Supposedly Jeremiah is mourning the destruction of Jerusalem. Maybe it’s a moving, stirring lament – if you’re into schmaltz. I’m not. But verse 12 jumped right off the page at me – guess who used it in a major musical work? yup – we’re back to good old Handel. And tell me – what this has to do with Jesus? Nothing! – but that didn’t stop Handel from cherry-picking it right out of the OT, because the words are just perfect for the crucifixion scene; who cares if they were written for something else entirely! I found it on YouTube, and I also see that the lyrics at the beginning of this tenor aria come from Psalm 69:20, which I neglected to notice back when we were reading Psalms. Needless to say, they have nothing to do with Jesus, either (nor anything to do with Lamentations, so why did Handel persist in linking unrelated verses from different parts of the bible to make up song lyrics?). Argggg!
Read the rest of the chapter if you like a sappy laments. Some of the metaphors Jeremiah uses are misogynistic and would no longer be considered socially acceptable (see v 8 and 17); modern translations like the NLT clean these up a little. Otherwise, I find nothing of note.
Jeremiah is lamenting that the lord has destroyed everything in Israel as though it were an enemy; even his own temple. He says he has ‘cried till the tears no longer come’, as children collapse from hunger (v 11-12). How come he can’t take that thought one step further, and figure out that no merciful, just, god would cause this kind of inhumanity? He whines, in v 14, “Your prophets have said so many foolish things, false to the core. They did not save you from exile” – Duh!!!! Should mothers have to eat their own children, or watch them die by the sword? (v 20-22) No! – Why can’t Jeremiah figure that out????
Listen to the anguished crying of someone feeling very sorry for himself and lashing out at god as the source of all the hurt.
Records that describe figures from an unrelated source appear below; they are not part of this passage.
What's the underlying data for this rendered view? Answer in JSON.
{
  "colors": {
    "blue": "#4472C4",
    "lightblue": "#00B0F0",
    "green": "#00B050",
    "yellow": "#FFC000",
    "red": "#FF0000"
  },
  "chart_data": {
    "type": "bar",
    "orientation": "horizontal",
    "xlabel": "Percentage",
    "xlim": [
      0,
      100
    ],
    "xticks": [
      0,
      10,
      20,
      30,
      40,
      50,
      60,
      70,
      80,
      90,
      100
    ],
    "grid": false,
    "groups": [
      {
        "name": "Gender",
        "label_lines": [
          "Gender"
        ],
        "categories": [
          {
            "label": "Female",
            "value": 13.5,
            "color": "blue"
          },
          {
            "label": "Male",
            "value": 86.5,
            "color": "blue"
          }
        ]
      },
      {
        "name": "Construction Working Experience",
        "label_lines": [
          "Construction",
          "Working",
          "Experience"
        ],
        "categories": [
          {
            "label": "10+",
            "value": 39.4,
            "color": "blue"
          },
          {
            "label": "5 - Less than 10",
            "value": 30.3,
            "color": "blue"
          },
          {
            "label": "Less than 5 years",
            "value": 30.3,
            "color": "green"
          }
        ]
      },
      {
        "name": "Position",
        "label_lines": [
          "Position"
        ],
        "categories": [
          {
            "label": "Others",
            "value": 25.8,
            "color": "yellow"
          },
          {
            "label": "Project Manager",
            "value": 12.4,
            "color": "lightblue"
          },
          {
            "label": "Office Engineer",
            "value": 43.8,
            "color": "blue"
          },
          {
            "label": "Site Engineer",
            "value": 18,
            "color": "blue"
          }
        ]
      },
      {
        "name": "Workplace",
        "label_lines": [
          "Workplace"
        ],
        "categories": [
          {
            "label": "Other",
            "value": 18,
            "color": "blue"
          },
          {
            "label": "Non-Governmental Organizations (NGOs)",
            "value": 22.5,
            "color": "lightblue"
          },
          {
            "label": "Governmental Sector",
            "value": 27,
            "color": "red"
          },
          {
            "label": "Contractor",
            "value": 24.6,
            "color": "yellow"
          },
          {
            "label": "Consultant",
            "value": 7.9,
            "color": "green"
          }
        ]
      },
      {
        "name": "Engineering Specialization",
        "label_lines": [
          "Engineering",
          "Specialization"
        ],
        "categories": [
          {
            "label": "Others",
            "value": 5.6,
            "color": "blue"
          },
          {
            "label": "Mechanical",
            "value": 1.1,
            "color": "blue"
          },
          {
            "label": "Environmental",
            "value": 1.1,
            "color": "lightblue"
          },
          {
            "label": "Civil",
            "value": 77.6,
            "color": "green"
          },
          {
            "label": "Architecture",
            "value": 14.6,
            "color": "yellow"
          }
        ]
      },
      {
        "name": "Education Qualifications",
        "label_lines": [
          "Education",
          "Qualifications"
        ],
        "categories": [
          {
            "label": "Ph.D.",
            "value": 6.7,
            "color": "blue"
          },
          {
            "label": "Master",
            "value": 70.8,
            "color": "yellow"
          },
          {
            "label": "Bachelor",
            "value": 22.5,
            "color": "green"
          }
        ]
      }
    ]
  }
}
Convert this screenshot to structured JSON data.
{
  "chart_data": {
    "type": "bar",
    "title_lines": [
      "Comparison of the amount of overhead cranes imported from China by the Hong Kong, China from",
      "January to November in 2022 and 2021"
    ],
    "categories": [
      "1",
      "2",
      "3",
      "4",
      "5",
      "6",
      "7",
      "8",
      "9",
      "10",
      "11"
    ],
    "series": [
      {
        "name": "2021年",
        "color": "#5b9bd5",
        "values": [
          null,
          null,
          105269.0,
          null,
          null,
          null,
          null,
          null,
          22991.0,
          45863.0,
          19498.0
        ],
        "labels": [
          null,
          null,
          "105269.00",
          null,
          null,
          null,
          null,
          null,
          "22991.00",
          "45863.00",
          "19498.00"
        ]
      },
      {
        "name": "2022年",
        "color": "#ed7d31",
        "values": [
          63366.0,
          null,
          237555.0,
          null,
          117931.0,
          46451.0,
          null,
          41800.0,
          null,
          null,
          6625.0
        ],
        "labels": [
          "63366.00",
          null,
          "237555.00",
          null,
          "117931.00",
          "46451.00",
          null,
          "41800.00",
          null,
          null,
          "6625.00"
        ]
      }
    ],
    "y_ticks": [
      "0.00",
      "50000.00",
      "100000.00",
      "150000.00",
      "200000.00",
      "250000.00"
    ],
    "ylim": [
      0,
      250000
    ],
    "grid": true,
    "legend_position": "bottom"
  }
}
There’s just a lot of bad stuff in here.
1. It starts out pretty angry. “He has buried me in a dark place, like those long dead. He has walled me in, and I cannot escape. He has bound me in heavy chains. And though I cry and shout, he has shut out my prayers” (v 6-8). Abruptly changing to “Yet I still dare to hope when I remember this: The faithful love of the Lord never ends! His mercies never cease.” (v 21-22). WTF?
2. V 27 (“And it is good for people to submit at an early age to the yoke of his discipline…”). I guess this explains why fundies abuse their kids physically in the guise of ‘discipline’.
3. From v 30 we get the phrase ‘turn the other cheek’ (which will later be famously quoted by you-know-who in Matthew 5). Who else was raised to believe that this was a virtue? When I read it now, it just sounds suspiciously like ‘shut up and tolerate the abuse’.
4. I disagree with v 33 “For [god] does not enjoy hurting people or causing them sorrow” but I’m too lazy to go back find verses to contradict it right now.
5. When all else fails to make sense, blame the victim – “why should we, mere humans, complain when we are punished for our sins? Instead, let us test and examine our ways.” (v 39-40). Isn’t that what all good believers do? Blame themselves? And lastly
6. Jeremiah gets paranoid and vindictive, just like David did in Psalms (v 60-66).
In spite of all that, apologists find a way to view this chapter positively. (Did you ever doubt it?) For example: “… Bad as things are, it is owing to the mercy of God that they are not worse… Happy shall we be, if we learn to receive affliction as laid upon us by the hand of God.” – from Matthew Henry’s Concise Commentary. Wow! This is the glorification of suffering, and I find it reprehensible.